Umbran: How the heck do you get from describing how technical writing -- and by YOUR OWN extension, game writing -- should look: ... to this weaksauce "no right answer" cruft?
Oh, I admit it wasn't a very well constructed step. I'll try to get to the same point in just a moment or two...
Even if we were talking about all things, though, singular "they" would still have no utility.
I don't think that is correct. I will accept that it provides no new utility - you can always reconstruct a sentence so that some word(s) other than "they" is (or are) used. Singular "they" is certainly redundant with several other ways of saying the same thing.
That's not a strong argument against it, though. Redundancy is the root of flexibility, and is what allows language to flex to meet the needs of different styles. Redundancy is what enables us to write poetry. In heavy excess, it might be a problem, but I don't see that the language is having difficulty due to the excessive number of ways we can construct a reference to a singular gender neutral object.
There's no such thing as "linguistic Darwinism" within a single language.
So long as there's more than one way to say a thing, there is competition. If one form of saying something is truly dreadful, it gets dropped in favor of some other way of saying the same thing.
You're confusing "provides a benefit" with "hasn't killed the species yet".
No, I am not. In even a simple evolutionary model, a thing may be beneficial, neutral, or harmful. Outright bad and harmful things get weeded out. beneficial things tend to get amplified, and neutral things tend to just sort of hang around until they become either harmful or beneficial.
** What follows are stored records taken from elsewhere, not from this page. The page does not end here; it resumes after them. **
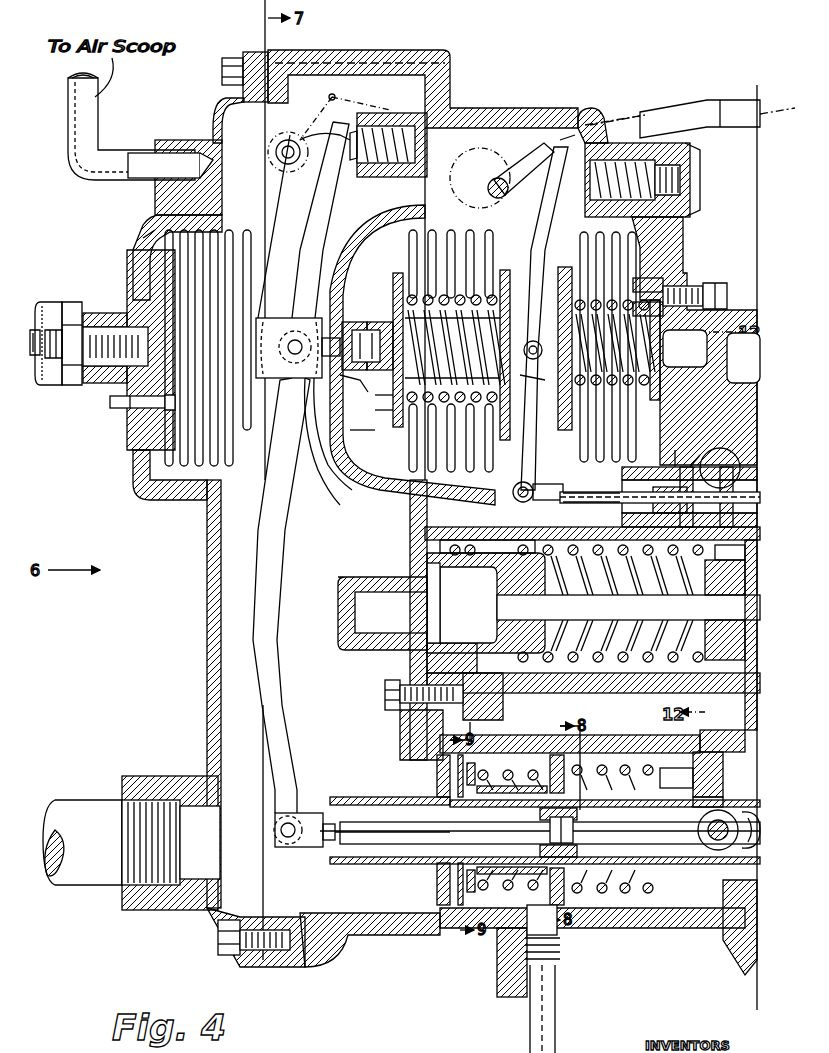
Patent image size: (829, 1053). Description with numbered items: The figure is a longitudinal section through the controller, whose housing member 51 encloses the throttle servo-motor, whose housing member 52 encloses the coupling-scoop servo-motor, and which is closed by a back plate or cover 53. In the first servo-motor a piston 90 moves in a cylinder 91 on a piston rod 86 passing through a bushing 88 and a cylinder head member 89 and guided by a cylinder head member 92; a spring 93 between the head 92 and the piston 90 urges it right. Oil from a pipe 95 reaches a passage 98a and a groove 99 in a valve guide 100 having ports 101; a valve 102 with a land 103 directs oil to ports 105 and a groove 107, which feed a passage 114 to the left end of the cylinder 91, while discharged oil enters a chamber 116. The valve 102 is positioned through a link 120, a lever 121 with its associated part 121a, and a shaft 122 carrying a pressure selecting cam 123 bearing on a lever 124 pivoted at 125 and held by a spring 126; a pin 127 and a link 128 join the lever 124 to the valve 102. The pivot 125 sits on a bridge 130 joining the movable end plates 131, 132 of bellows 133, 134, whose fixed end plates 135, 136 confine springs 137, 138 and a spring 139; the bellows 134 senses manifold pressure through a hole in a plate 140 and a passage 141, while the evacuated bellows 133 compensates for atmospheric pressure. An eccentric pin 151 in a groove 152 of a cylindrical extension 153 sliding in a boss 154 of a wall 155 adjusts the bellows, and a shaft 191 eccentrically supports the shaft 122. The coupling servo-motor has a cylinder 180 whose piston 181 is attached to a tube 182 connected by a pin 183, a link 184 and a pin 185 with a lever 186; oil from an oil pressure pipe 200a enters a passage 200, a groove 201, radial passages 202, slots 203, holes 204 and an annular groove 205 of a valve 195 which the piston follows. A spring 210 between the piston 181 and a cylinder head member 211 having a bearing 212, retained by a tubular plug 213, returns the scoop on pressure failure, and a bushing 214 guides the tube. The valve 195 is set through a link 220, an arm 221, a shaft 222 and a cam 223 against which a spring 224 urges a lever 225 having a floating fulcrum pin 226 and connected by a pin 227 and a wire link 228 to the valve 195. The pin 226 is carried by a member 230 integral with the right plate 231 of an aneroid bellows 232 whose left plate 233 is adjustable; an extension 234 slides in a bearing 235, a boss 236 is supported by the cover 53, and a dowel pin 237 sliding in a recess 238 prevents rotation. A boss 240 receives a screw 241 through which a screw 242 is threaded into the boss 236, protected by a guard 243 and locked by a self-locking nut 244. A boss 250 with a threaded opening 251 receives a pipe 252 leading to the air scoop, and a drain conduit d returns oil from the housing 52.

The housing member 51 is at (545, 112).
The housing member 52 is at (388, 50).
The back plate or cover 53 is at (133, 452).
The servo-motor piston rod 86 is at (750, 611).
The bushing 88 is at (745, 588).
The cylinder head member 89 is at (745, 636).
The piston 90 is at (745, 548).
The cylinder 91 is at (608, 693).
The cylinder head member 92 is at (486, 603).
The spring 93 is at (487, 545).
The pipe 95 is at (745, 556).
The passage 98a is at (705, 470).
The groove 99 is at (740, 466).
The valve guide 100 is at (740, 483).
The ports 101 is at (740, 495).
The valve 102 is at (745, 506).
The land 103 is at (620, 506).
The ports 105 is at (706, 453).
The groove 107 is at (687, 448).
The passage 114 is at (470, 545).
The chamber 116 is at (425, 490).
The link 120 is at (740, 108).
The lever 121 is at (508, 195).
The pipe axis 121a is at (592, 128).
The shaft 122 is at (496, 180).
The pressure selecting cam 123 is at (545, 147).
The lever 124 is at (538, 232).
The pivot 125 is at (539, 339).
The spring 126 is at (680, 182).
The pin 127 is at (535, 484).
The link 128 is at (591, 489).
The bridge 130 is at (546, 375).
The movable end plate 131 is at (505, 270).
The movable end plate 132 is at (564, 270).
The bellows 133 is at (450, 230).
The bellows 134 is at (580, 240).
The fixed end plate 135 is at (398, 272).
The fixed end plate 136 is at (668, 272).
The spring 137 is at (393, 400).
The spring 138 is at (393, 412).
The spring 139 is at (685, 348).
The plate 140 is at (708, 298).
The passage 141 is at (712, 360).
The eccentric pin 151 is at (360, 386).
The groove 152 is at (375, 322).
The cylindrical extension 153 is at (352, 322).
The boss 154 is at (360, 438).
The wall 155 is at (350, 246).
The cylinder 180 is at (617, 922).
The piston 181 is at (565, 831).
The tube 182 is at (660, 830).
The pin 183 is at (748, 845).
The link 184 is at (740, 815).
The pin 185 is at (755, 832).
The lever 186 is at (752, 860).
The shaft 191 is at (472, 158).
The valve 195 is at (575, 828).
The passage 200 is at (527, 945).
The oil pressure pipe 200a is at (530, 1030).
The groove 201 is at (522, 745).
The radial passages 202 is at (437, 772).
The slots 203 is at (490, 825).
The holes 204 is at (571, 829).
The annular groove 205 is at (470, 825).
The spring 210 is at (715, 768).
The cylinder head member 211 is at (700, 782).
The bearing 212 is at (725, 800).
The tubular plug 213 is at (740, 745).
The bushing 214 is at (420, 800).
The link 220 is at (386, 108).
The arm 221 is at (327, 102).
The shaft 222 is at (276, 155).
The cam 223 is at (280, 162).
The spring 224 is at (386, 178).
The lever 225 is at (322, 208).
The floating fulcrum pin 226 is at (296, 338).
The pin 227 is at (290, 848).
The wire link 228 is at (360, 836).
The member 230 is at (298, 378).
The right plate 231 is at (262, 246).
The aneroid bellows 232 is at (234, 232).
The left plate 233 is at (145, 248).
The extension 234 is at (340, 492).
The bearing 235 is at (352, 470).
The boss 236 is at (110, 402).
The dowel pin 237 is at (140, 320).
The recess 238 is at (130, 412).
The boss 240 is at (95, 312).
The screw 241 is at (42, 312).
The screw 242 is at (30, 335).
The guard 243 is at (58, 380).
The self-locking nut 244 is at (70, 372).
The boss 250 is at (165, 140).
The threaded opening 251 is at (180, 152).
The pipe 252 is at (68, 110).
The drain conduit d is at (88, 802).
I'm saying that this particular construction has been at least neutral, and possibly beneficial. If it were really awful, a few centuries is enough time for it to have fallen by the wayside with so many other archaic forms. I'm saying the verdict of centuries and millions of people using the language so far trumps you.
Seriously, your argument implies the human appendix is useful. Your argument is flawed.
If you aren't speaking mathematics, then every argument, every analogy, has flaws.
Unless you have some evidence that singular "they" is on the way out (like the human appendix), then I don't see your point as very strong.
Singular "they": it never helps.
Your argument is flawed.
You present a couple of example constructions, and then assert that since use of the word is painfully ambiguous in those examples, that the use is bad in any and all contexts. But, since you are choosing the examples, they are cherry-picked to support your point. Furthermore, you present no evidence other than your personal assertion that the generalization from your examples is valid for the rest of the language.
Your position so far ultimately relies on your personal authority to assert that generalization.